Si le texte propose une distinction par défaut du patrimoine, l'entrepreneur pourra toujours renoncer à ce droit, notamment pour apporter les garanties suffisantes à ses créanciers.

"Vous prévoyez des exceptions qui, faute de prendre en compte la réalité des rapports économiques, vide de contenu votre pétition de principe", a critiqué André Chassaigne (Gauche démocrate et républicaine). Le chef de file des communistes à l'Assemblée a proposé sans succès de sanctuariser l'insaisissabilité des biens personnels. "La production de crédits s'arrêterait tout net", a répliqué le ministre. Avec la rapporteure Marie-Christine Verdier-Jouclas (LaREM), il a préféré mettre en avant "l'encadrement" de la possibilité de renoncer à cette distinction, avec un délai de réflexion et une définition "spécifique" des biens engagés par l'entrepreneur.

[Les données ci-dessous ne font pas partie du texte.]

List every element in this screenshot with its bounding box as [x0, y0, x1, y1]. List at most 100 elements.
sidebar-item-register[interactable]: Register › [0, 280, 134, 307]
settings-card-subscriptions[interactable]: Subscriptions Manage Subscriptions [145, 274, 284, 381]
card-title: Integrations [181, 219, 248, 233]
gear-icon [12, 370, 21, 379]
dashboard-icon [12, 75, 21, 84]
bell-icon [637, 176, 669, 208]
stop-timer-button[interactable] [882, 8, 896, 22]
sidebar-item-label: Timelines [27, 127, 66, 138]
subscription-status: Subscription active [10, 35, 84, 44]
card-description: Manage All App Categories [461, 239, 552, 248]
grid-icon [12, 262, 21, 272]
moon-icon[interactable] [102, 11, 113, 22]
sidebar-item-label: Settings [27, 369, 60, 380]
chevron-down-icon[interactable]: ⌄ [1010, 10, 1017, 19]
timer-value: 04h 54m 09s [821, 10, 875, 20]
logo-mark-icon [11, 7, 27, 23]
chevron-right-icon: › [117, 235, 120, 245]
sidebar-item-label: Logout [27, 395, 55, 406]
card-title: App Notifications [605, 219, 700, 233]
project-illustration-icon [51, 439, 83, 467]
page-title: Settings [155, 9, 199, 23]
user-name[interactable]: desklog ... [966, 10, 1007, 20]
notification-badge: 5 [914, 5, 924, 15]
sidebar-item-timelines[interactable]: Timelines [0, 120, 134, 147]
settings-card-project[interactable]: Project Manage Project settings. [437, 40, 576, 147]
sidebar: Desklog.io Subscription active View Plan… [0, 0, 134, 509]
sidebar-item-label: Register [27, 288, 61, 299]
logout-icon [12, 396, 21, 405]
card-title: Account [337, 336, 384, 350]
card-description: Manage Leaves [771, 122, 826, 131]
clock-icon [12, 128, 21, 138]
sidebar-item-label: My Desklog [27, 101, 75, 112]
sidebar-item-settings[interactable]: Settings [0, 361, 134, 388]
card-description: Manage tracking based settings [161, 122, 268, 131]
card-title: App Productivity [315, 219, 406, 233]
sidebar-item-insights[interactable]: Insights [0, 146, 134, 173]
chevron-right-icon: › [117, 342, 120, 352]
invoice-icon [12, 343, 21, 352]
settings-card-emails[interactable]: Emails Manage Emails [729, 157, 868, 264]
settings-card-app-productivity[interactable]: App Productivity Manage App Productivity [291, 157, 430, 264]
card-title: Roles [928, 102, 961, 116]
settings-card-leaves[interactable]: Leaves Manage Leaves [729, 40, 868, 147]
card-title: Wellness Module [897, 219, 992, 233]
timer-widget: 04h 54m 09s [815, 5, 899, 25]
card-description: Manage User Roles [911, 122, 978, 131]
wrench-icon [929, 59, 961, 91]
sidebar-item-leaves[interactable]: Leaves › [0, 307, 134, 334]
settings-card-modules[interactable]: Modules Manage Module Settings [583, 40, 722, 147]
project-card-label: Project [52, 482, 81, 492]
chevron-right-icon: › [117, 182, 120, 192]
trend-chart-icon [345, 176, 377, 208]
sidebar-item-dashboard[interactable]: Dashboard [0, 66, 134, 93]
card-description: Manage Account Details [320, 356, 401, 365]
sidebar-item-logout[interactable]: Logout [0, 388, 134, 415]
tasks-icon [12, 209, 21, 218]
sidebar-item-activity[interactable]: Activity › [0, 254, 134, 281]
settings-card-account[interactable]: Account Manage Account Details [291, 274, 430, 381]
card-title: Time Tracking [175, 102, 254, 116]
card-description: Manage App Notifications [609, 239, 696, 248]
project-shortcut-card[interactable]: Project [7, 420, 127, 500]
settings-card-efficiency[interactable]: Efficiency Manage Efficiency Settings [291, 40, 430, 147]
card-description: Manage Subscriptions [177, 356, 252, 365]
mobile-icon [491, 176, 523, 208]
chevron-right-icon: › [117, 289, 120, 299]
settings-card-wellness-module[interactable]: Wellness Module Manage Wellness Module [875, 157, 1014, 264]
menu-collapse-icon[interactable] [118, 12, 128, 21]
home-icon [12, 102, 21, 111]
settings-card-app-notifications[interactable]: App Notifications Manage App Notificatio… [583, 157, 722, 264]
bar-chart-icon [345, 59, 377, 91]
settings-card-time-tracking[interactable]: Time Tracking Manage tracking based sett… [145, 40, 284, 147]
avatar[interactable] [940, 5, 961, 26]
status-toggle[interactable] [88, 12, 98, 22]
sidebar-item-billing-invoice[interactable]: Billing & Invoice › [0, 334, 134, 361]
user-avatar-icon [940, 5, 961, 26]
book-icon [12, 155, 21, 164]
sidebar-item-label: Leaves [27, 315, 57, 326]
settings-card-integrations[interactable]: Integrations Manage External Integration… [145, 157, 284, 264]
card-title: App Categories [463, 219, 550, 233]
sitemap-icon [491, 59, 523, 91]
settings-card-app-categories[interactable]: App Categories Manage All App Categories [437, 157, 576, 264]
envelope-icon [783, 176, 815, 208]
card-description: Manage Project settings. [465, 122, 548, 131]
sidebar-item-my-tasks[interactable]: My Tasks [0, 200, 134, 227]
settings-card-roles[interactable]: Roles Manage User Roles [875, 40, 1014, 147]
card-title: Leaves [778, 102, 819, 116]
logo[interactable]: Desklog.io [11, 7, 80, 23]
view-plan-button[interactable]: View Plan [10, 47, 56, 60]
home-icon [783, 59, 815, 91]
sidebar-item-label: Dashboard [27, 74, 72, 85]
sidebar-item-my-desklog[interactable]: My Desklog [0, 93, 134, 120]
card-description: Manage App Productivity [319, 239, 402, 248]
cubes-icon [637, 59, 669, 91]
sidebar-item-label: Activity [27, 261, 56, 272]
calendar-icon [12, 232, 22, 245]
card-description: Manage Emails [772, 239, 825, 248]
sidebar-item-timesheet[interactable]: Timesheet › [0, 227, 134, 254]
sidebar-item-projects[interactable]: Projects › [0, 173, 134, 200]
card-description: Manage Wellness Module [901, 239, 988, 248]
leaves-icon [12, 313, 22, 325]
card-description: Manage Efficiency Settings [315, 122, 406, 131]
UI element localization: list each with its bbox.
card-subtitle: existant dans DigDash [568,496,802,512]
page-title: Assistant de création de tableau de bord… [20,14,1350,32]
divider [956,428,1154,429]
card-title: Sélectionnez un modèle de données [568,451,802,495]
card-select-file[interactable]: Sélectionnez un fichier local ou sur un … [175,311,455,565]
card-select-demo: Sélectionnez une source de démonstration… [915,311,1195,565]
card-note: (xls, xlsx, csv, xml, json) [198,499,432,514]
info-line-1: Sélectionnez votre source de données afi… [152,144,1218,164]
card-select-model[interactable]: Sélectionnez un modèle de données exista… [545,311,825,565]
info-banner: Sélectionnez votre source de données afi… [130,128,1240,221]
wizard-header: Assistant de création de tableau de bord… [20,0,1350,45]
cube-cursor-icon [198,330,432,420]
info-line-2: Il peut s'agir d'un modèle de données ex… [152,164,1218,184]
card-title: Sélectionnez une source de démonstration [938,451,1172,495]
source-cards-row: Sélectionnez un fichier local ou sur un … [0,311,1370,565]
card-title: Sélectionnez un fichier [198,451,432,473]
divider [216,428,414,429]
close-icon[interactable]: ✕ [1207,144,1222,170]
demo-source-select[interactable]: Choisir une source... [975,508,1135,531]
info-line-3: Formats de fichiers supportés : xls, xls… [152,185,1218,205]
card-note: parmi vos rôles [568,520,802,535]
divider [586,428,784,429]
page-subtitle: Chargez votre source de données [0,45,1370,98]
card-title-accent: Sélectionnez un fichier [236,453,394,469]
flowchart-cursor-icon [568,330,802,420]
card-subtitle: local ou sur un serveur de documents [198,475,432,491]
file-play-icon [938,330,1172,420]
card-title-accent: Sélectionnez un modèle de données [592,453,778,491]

"Cette discussion est très théorique, on ne peut pas empêcher quelqu'un de faire ce qu'il veut de son patrimoine", a objecté Charles de Courson (Libertés et Territoires), qui voit même un obstacle constitutionnel à une protection totale du patrimoine personnel.

Une allocation pour "25 000 à 30 000" indépendants

L'autre mesure phare du texte est une réforme de l'allocation des travailleurs indépendants (ATI). Créée en 2019, cette aide de 800 euros par mois pendant 6 mois destinée aux indépendants qui ont cessé leur activité, a été utilisée par moins de 1000 personnes. Un échec pour ce qui devait être "une petite révolution", selon le corapporteur Jean-Noël Barrot (MoDem), à cause notamment de "conditions trop restrictives".

Le gouvernement a donc souhaité élargir les conditions d'éligibilité, qui seront redéfinies par décret. L'ex-entrepreneur n'aura plus à attendre une procédure de liquidation ou de redressement pour la demander. En revanche, l'Exécutif souhaite rendre l'aide modulable pour que son montant ne dépasse pas les revenus générés par l'ancienne activité. Le versement pourra être inférieur à 800 euros et ne pourra pas être resollicité dans les cinq années suivantes. Jean-Baptiste Lemoyne espère cette fois toucher "25 000 à 30 000 personnes".

Un vote consensuel malgré "un goût d'inachevé"

La gauche (GDR, PS et LFI), qui s'est abstenue sur le vote final, a regretté "un goût d'inachevé", comme l'a exprimé Jean-Louis Bricout (PS). Danièle Obono (LFI) aurait souhaité "davantage de protection sociale" pour les collaborateurs des plateformes. Côté Les Républicains, Stéphane Viry a souligné "une tentative de rattrapage [envers les indépendants], mais il faudrait en faire bien plus".

Le texte, déjà adopté par le Sénat en première lecture, a finalement été voté par 72 voix, plus 9 abstentions (aucun vote contre). Il devrait donc pouvoir être adopté définitivement par le Parlement avant la fin du quinquennat, comme le prévoit le gouvernement.